Gugatan PDIP yang teregister dengan nomor perkara 133/G/TF/2024/PTUN.JKT itu menilai KPU RI telah melakukan pelanggaran prosedur dengan meloloskan Gibran Rakabuming Raka menjadi cawapres.
Pejabat Humas PTUN Jakarta, Febriana Permadi mengatakan, putusan majelis hakim akan disampaikan secara elektronik melalui e-court. Putusan itu nantinya bakal dimuat pada Sistem Informasi Penelusuran Perkara (SIPP) pada hari ini.
"Nanti (diumumkan) pukul 13.00 WIB," kata Febriana saat dikonfirmasi
Kantor Berita Politik dan Ekonomi RMOL sesaat lalu.
Febrian menjelaskan, sidang berlangsung di ruang majelis hakim dan pihak luar tidak bisa masuk ke ruang majelis hakim. Namun, hasil putusan e-court itu akan diunggah di situs SIPP.
Dalam perkara ini, PDIP melayangkan gugatan karena KPU dianggap melakukan perbuatan melawan hukum lantaran menerima Gibran Rakabuming Raka sebagai Cawapres Prabowo Subianto.

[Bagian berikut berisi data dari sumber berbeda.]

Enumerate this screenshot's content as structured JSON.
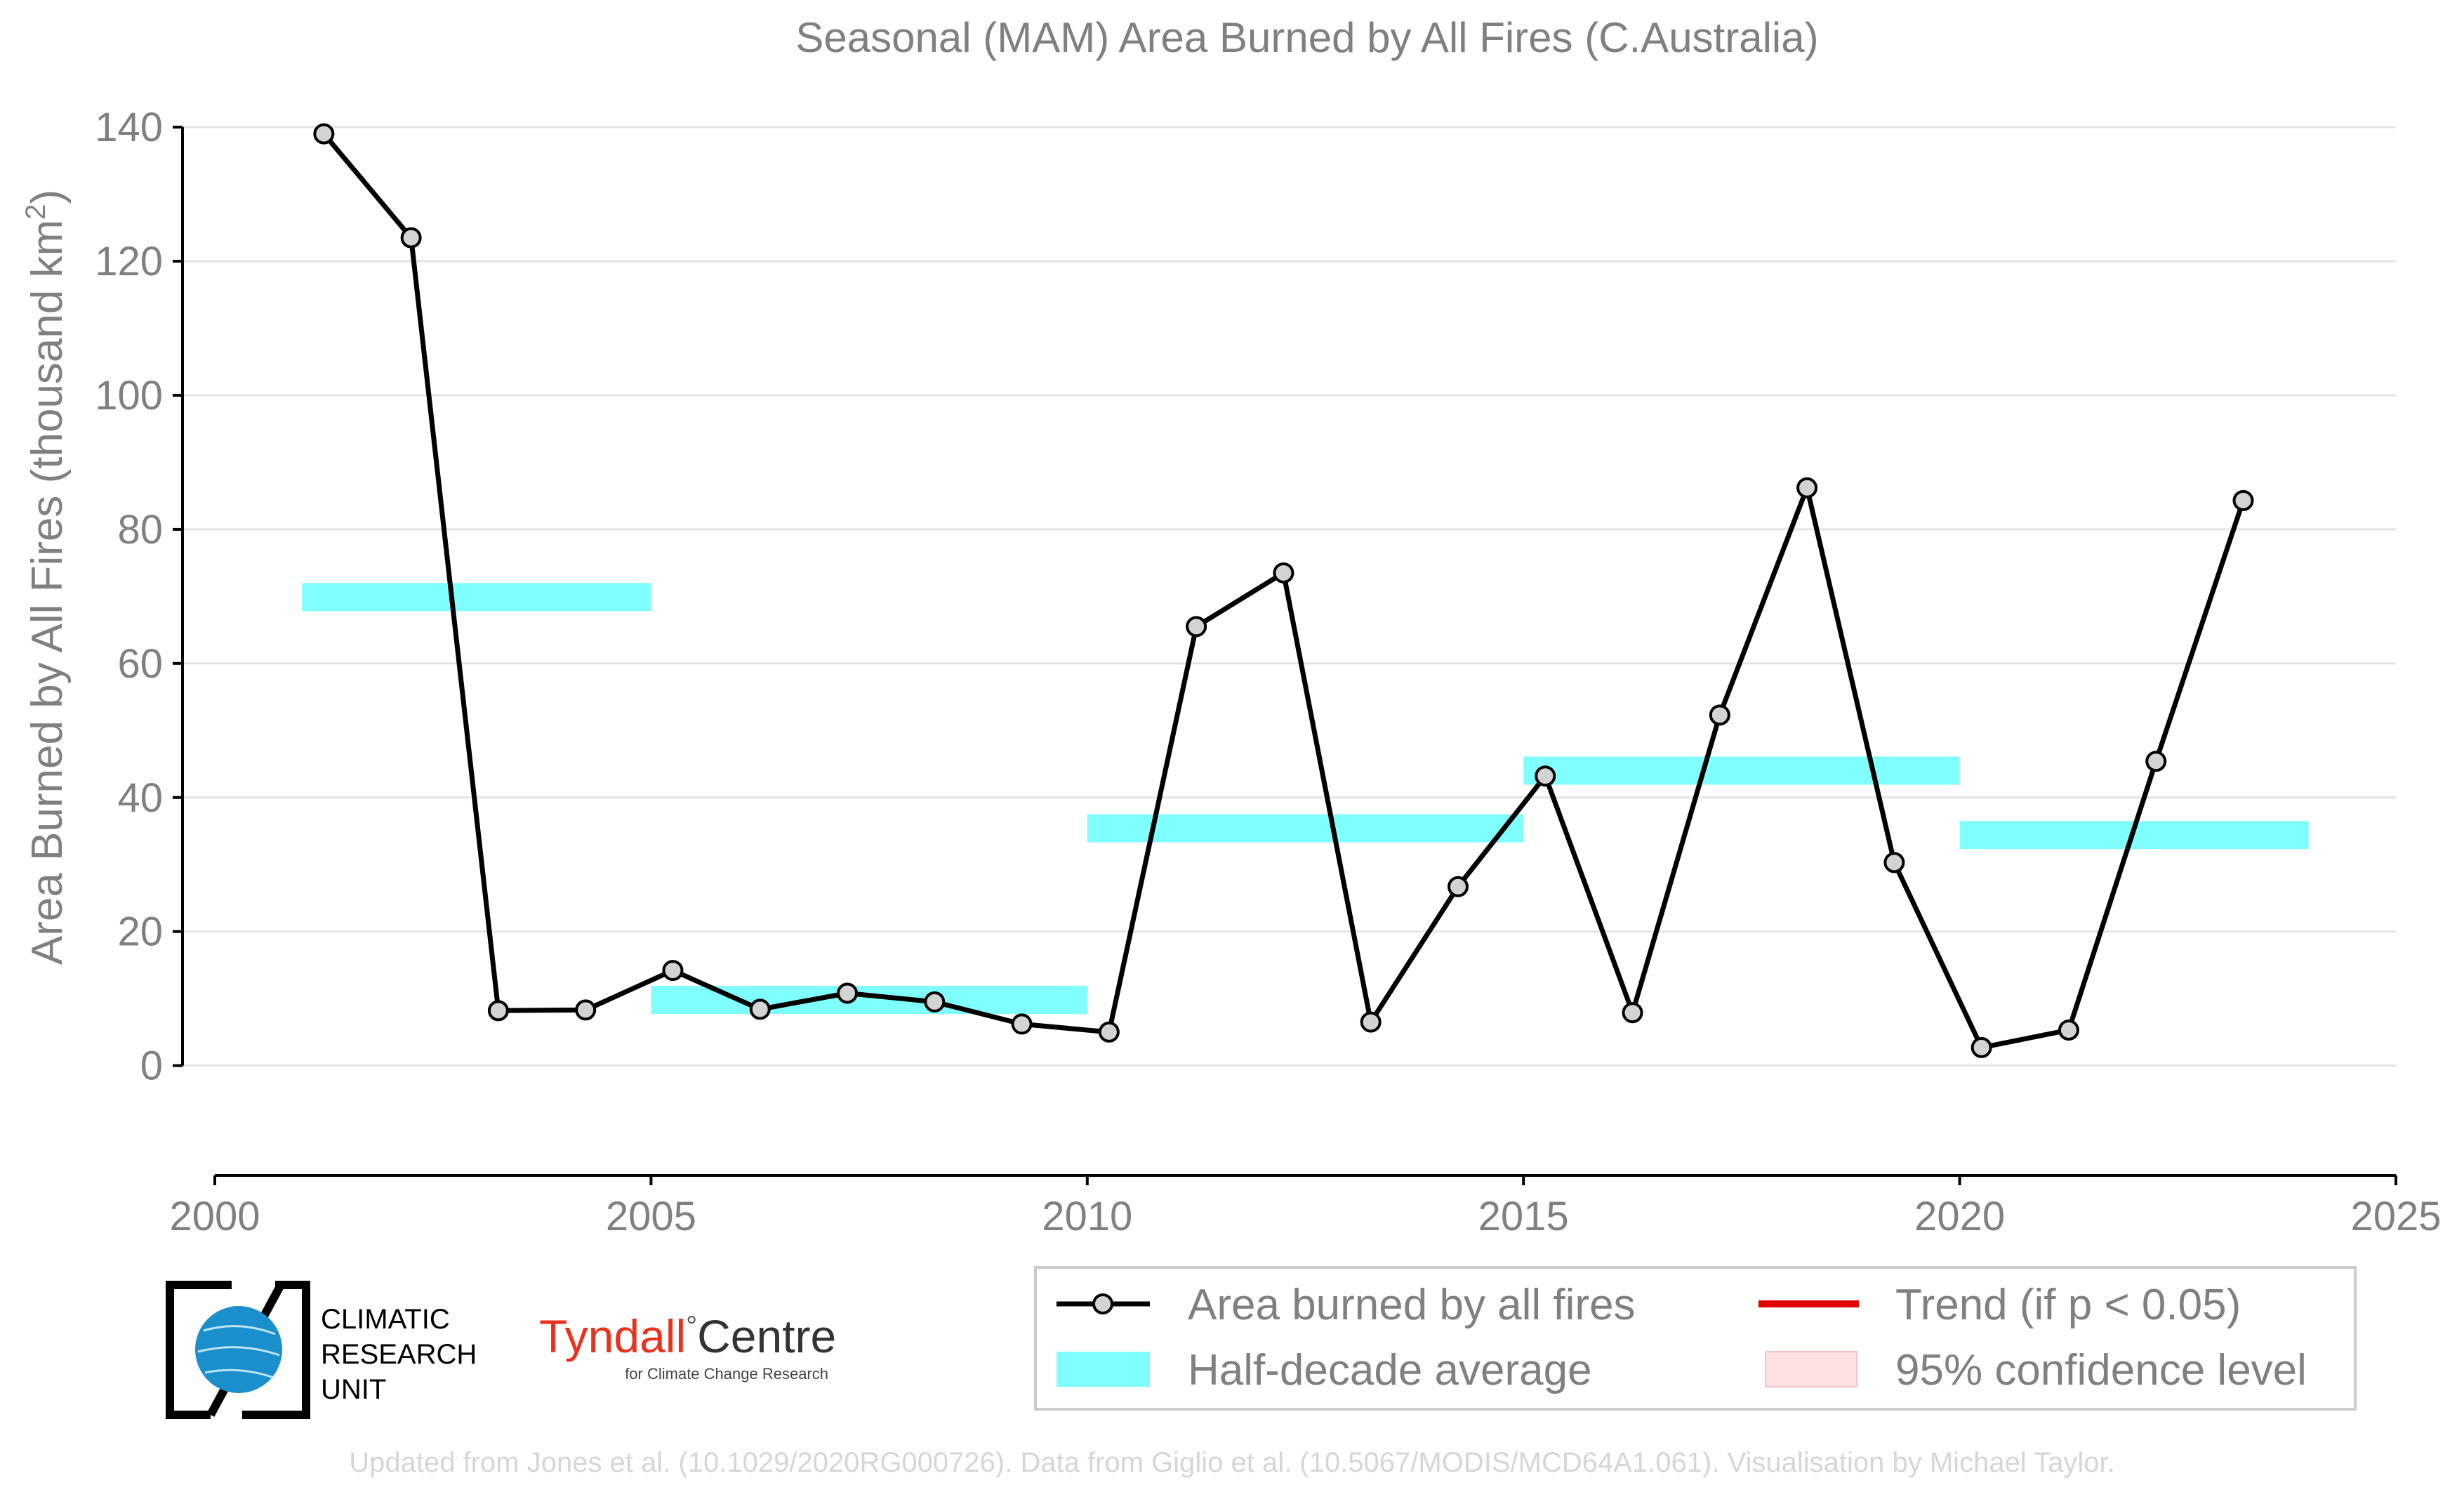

PDIP menilai, KPU melakukan pelanggaran dengan menerbitkan Peraturan KPU (PKPU) yang menindaklanjuti Putusan Mahkamah Konstitusi (MK) Nomor 90/PUU-XXI/2023 tentang batas usia calon presiden dan wakil presiden.
PKPU itu tidak dibahas dengan Komisi II DPR RI sebagaimana ketentuan Undang-Undang tentang Perundang-Undangan. Namun, gugatan PDIP atas KPU ke PTUN, Jakarta ini tidak akan mengubah ketetapan hasil Pemilu 2024.
Anggota Tim Hukum PDIP Gayus Lumbuun berpandangan, Gibran bisa batal dilantik sebagai Wakil Presiden dari Prabowo Subianto jika gugatan yang mereka ajukan ke PTUN Jakarta dikabulkan.
“Yang bermasalah bagi kami Gibran, bagi kami, ya tidak bisa dilantik. Bahwa KPU memutuskan ini tidak bisa dilantik, orang bermasalah,” kata Gayus di PTUN Jakarta, pada Kamis 18 Juli 2024 silam.
Gayus mengatakan, jika penyelenggaraan pemilu tidak sah karena ditemukan cacat hukum, maka putusan MK tidak dapat dieksekusi. “Risikonya diputuskan menang (pemilu), tapi kan itu non-executable, tidak bisa dieksekusi,” ujarnya.
Mantan Hakim Agung pada MA itu menyebut, Undang-Undang Kehakiman menyatakan putusan hakim MA maupun MK tidak bisa dieksekusi jika terdapat cacat hukum.
Dengan demikian, menurut Gayus, pelantikan presiden dan wakil presiden baru hanya diikuti Prabowo Subianto.
“Pak Prabowo tidak cacat. Tidak ada yang salah di Pak Prabowo,” kata Gayus.